The impact of CVE-2025-13070 is significant for organizations using the CSV to SortTable plugin on WordPress sites. Successful exploitation allows authenticated users with contributor-level access to perform Local File Inclusion attacks, potentially exposing sensitive server files such as configuration files, credentials, or application source code. This can lead to data breaches, intellectual property theft, or further compromise of the web server if attackers chain this vulnerability with others. The integrity of the website can be undermined by unauthorized code execution or modification of content, while availability may be affected if malicious files cause server errors or crashes. Since contributors typically have limited privileges, this vulnerability effectively escalates their capabilities, increasing insider threat risks and complicating access control. The medium CVSS score reflects the requirement for authentication and high attack complexity, but the broad impact on confidentiality, integrity, and availability makes it a serious concern for web administrators. Organizations with multiple contributors or less stringent access controls are particularly vulnerable.

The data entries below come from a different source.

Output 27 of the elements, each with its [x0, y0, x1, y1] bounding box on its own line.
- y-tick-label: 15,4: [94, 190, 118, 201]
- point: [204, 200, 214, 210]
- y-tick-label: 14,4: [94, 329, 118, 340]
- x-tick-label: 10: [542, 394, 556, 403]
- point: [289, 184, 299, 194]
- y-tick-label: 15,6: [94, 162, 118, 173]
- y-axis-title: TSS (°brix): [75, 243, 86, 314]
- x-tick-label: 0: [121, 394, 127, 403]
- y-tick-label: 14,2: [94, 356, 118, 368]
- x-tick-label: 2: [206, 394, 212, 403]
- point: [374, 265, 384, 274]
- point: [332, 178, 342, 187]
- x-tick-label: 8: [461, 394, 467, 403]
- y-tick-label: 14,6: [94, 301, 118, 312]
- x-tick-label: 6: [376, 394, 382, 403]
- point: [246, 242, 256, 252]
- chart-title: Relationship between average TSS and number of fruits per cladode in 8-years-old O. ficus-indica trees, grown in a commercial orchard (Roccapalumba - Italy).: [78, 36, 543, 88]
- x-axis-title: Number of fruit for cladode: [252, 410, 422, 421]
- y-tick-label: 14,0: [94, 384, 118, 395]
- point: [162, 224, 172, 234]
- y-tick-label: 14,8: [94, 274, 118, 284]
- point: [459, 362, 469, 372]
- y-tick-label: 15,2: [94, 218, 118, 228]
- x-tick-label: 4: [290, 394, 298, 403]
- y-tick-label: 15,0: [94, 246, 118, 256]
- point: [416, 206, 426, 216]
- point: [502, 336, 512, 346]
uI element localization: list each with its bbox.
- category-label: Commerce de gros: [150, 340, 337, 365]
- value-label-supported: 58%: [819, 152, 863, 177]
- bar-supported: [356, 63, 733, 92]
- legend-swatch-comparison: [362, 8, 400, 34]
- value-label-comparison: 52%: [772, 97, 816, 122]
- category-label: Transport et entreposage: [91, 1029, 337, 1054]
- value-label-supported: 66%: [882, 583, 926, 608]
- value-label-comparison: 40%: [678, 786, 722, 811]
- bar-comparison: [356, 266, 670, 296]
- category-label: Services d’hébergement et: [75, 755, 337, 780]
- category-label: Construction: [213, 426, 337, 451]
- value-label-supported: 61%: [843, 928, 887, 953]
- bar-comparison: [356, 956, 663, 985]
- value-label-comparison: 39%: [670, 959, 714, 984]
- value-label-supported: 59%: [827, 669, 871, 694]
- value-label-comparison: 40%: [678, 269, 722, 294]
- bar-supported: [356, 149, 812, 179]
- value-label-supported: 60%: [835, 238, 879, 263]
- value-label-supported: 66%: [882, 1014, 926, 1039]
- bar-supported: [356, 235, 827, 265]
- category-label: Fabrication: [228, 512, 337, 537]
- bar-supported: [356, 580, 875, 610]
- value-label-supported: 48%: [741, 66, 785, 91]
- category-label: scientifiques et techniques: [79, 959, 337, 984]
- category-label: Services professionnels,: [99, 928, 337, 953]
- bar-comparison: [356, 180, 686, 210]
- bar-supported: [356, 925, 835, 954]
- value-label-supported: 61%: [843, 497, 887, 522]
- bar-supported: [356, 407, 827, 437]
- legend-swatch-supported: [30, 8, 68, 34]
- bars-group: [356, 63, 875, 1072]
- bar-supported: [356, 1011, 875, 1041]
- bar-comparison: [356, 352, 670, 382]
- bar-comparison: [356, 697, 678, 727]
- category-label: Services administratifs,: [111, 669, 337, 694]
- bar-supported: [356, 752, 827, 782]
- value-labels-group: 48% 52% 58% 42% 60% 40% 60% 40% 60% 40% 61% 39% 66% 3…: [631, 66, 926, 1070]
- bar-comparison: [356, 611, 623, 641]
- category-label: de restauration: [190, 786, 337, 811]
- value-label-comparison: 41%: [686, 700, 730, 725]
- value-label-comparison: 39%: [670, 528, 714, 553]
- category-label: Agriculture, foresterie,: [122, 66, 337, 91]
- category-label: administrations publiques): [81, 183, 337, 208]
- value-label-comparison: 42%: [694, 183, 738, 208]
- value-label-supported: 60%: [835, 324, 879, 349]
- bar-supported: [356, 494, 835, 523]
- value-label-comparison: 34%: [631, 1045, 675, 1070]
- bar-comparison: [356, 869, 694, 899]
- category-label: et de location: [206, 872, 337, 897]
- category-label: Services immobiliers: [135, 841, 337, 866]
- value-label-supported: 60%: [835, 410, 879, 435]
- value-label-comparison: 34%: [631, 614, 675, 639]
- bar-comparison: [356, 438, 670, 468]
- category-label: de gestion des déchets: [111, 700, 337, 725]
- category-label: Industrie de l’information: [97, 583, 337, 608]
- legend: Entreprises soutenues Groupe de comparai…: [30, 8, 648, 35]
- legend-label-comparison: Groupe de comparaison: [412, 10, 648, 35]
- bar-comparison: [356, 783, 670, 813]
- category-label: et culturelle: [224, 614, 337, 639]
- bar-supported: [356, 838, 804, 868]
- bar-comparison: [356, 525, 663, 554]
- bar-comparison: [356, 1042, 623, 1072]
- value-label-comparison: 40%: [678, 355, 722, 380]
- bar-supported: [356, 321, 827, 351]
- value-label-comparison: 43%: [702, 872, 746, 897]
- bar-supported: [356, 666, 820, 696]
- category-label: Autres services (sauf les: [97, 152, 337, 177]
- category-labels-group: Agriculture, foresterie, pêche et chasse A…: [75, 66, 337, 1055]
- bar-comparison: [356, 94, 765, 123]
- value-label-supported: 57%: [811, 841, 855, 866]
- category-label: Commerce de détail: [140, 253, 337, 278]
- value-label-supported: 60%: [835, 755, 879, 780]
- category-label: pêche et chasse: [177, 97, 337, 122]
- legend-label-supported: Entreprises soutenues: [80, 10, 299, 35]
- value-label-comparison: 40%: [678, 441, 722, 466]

To mitigate CVE-2025-13070, organizations should immediately update the CSV to SortTable plugin to a patched version once available. Until a patch is released, administrators should restrict contributor-level access to trusted users only and audit existing contributors for suspicious activity. Implement strict input validation and sanitization on shortcode attributes, especially those used to generate file paths, to prevent directory traversal sequences such as '../'. Employ Web Application Firewalls (WAFs) with rules targeting path traversal attempts and monitor logs for unusual include path requests. Disable or limit the use of shortcodes by contributors if feasible. Additionally, harden the server environment by restricting PHP include paths and disabling unnecessary PHP functions that could be exploited. Regularly back up website data and configurations to enable recovery in case of compromise. Finally, conduct security awareness training for content contributors to understand the risks of improper shortcode usage.